To be sure, the beautiful Yellow Sage Flower bathing in the river at sunrise was a glorious sight. I set up my easel in some young willows and prepared to paint her picture. To tell the truth, the fact that I was spying on her much enhanced my pleasure. After her dip she sat on a lizard-shaped rock by the water to dry off, rubbing some crushed sage on her arms and legs, repainting her fingernails, toenails, and scalp line, and touching up her cheeks with vermilion rouge. She donned her white antelope dress, and while she basked in the sunshine, I finished my picture. Never had my brush, or I, been so inspirited.

Then I made the third, and by far the greatest, blunder of the morning. Leaving Bucephalus and my rifle by the drying painting, I called out a greeting and began to splash my way across the river to her. There was a sudden yell, followed by a scream from Yellow Sage. Instead of returning to the horse for my weapon, I ran toward her—and toward four Indians on horseback, leading my uncle on Ethan Allen, with his hands bound behind him, his night-stocking askew, his face bruised, and his expression as dolorous as that of the Knight of the Woeful Countenance himself.
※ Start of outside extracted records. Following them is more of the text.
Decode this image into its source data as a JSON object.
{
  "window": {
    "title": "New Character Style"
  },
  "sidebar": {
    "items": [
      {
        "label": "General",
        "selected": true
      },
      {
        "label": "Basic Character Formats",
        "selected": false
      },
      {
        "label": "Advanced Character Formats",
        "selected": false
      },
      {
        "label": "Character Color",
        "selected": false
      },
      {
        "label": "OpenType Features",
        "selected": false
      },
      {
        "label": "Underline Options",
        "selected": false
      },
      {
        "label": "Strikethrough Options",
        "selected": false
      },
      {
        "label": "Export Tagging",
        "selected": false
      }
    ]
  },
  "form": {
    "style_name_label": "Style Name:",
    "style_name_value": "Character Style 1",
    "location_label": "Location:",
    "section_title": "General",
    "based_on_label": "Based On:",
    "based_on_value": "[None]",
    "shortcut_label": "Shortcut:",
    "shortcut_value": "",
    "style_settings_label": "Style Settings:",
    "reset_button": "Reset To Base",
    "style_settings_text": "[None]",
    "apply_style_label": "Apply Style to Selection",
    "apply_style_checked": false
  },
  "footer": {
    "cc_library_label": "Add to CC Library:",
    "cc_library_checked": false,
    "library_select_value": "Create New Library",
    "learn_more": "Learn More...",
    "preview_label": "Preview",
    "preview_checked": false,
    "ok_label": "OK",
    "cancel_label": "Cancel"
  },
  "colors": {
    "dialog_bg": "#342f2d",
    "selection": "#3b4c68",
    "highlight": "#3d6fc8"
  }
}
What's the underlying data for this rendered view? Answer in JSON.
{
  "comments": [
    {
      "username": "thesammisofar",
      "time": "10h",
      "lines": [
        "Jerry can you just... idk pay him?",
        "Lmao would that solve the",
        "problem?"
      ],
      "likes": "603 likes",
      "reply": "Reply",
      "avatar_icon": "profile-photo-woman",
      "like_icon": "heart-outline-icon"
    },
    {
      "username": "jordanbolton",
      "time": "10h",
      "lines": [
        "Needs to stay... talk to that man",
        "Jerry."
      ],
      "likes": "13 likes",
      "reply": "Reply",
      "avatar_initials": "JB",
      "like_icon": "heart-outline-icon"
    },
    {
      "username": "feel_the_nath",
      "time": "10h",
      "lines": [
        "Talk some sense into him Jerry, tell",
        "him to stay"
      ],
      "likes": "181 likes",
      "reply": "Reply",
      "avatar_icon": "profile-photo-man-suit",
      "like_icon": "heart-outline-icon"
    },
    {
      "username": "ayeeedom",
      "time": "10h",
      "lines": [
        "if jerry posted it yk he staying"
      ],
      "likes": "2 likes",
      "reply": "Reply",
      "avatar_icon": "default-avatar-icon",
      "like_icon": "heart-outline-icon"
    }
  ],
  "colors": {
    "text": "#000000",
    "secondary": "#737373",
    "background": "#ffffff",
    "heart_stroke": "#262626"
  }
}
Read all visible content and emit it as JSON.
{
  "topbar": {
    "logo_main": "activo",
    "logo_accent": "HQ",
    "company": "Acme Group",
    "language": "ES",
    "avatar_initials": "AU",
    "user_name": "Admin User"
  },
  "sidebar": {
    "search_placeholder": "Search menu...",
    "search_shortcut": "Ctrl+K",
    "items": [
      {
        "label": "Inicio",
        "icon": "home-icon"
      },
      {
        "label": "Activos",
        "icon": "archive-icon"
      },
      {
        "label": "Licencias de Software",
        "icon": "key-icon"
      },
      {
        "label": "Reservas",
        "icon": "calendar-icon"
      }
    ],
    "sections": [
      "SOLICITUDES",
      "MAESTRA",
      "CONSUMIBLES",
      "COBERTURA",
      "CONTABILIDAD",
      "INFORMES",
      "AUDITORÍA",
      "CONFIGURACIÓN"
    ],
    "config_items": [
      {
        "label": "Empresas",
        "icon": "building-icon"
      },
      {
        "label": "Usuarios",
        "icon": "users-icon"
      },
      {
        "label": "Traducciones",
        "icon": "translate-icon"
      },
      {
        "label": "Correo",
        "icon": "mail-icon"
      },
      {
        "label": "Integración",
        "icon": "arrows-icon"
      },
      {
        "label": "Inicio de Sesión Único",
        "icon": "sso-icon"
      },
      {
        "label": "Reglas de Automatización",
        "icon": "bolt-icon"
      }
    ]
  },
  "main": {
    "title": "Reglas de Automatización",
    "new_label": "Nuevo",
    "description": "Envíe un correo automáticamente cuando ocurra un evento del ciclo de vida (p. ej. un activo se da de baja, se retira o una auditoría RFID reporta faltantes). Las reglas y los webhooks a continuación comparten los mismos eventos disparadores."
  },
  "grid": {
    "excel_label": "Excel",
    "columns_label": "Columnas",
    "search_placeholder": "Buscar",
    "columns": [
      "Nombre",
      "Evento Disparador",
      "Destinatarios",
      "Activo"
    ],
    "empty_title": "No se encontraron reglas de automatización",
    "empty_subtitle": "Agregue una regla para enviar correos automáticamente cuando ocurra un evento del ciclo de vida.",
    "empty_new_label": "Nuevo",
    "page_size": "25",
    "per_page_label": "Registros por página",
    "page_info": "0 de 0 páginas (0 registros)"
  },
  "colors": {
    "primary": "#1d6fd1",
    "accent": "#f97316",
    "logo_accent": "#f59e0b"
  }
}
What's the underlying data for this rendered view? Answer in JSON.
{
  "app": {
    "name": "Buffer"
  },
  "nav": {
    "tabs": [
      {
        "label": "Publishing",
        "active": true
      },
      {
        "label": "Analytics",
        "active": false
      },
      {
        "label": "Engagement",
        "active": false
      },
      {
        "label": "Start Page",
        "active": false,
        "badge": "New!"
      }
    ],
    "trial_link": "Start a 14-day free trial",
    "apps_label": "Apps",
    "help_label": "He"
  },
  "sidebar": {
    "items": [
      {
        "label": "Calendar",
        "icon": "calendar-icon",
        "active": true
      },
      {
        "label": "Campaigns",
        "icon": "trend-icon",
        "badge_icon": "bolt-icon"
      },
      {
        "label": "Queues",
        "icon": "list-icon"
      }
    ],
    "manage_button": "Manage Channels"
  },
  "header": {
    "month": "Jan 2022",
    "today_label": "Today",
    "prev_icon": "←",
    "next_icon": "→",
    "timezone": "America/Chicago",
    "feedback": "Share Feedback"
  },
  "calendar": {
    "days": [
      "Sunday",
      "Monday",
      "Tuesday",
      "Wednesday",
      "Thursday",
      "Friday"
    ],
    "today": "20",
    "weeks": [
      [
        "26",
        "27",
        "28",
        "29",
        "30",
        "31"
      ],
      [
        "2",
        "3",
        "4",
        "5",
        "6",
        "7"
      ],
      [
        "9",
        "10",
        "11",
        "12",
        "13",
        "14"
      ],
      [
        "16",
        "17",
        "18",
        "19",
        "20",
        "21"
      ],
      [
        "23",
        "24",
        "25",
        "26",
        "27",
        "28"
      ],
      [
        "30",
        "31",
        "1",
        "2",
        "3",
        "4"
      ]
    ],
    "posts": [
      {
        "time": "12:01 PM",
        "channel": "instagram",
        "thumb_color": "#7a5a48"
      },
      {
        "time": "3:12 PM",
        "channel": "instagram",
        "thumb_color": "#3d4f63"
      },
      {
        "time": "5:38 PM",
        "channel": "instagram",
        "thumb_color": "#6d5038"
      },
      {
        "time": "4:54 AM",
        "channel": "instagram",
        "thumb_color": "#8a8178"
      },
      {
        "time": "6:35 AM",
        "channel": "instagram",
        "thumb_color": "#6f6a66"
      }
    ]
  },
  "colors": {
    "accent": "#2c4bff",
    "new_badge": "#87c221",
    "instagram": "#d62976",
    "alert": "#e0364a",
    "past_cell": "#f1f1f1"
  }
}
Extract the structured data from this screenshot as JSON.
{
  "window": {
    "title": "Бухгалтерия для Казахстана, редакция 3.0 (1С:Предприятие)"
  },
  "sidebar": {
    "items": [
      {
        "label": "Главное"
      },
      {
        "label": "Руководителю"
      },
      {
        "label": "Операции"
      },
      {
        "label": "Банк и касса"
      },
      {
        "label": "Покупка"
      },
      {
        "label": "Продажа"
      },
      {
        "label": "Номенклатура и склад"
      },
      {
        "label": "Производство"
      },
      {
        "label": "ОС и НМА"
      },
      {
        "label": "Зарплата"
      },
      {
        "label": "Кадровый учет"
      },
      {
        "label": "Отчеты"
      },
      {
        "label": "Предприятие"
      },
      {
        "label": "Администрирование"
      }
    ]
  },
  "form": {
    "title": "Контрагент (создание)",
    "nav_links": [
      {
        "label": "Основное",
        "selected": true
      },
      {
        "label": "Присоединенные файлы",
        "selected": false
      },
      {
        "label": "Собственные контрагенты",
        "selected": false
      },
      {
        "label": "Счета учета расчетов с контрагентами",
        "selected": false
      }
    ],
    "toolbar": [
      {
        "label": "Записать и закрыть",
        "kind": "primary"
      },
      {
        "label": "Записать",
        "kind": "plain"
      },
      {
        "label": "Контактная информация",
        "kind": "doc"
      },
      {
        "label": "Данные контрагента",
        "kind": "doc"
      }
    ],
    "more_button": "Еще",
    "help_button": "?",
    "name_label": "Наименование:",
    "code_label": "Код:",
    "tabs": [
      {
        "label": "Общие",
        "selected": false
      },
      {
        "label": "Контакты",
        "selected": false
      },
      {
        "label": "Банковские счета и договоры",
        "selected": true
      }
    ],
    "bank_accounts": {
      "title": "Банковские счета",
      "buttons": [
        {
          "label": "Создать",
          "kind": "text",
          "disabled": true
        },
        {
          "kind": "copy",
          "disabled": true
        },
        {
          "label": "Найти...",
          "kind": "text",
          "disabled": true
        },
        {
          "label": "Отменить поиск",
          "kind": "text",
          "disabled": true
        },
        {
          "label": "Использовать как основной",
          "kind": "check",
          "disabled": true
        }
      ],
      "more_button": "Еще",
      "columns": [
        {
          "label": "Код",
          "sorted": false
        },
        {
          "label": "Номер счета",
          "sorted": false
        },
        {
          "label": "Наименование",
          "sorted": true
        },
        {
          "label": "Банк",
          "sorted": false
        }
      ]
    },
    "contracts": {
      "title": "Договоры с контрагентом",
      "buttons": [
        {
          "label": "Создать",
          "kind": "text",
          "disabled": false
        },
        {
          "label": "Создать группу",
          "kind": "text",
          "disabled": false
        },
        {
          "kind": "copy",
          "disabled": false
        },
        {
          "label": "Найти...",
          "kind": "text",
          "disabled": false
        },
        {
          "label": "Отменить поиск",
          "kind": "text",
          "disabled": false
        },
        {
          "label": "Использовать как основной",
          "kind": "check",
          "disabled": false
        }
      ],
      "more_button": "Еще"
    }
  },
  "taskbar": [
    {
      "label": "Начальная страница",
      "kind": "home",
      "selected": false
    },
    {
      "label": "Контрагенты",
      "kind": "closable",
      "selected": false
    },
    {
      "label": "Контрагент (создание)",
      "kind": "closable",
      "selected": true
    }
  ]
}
The Indians had surrounded Yellow Sage Flower and were shouting triumphantly. I half ran, half swam across the channel, only to be confronted by one of these warriors. Supposing them to be Blackfoot scouts who had come across True while in pursuit of Sage Flower, I shouted at them to mind their manners. But I was wrong on two counts. The horseman herding me up the bank toward the others had long hair that swept over his mount's tail and appeared much better dressed than the Blackfeet I had met a few days ago—indeed, he was the best-dressed Indian I had seen thus far, with the most elegant beadwork on his shirt and moccasins. I suddenly realized he was not a Blackfoot. More startling still, though as tall and well set up as any man, the rider was a woman. As were the other three.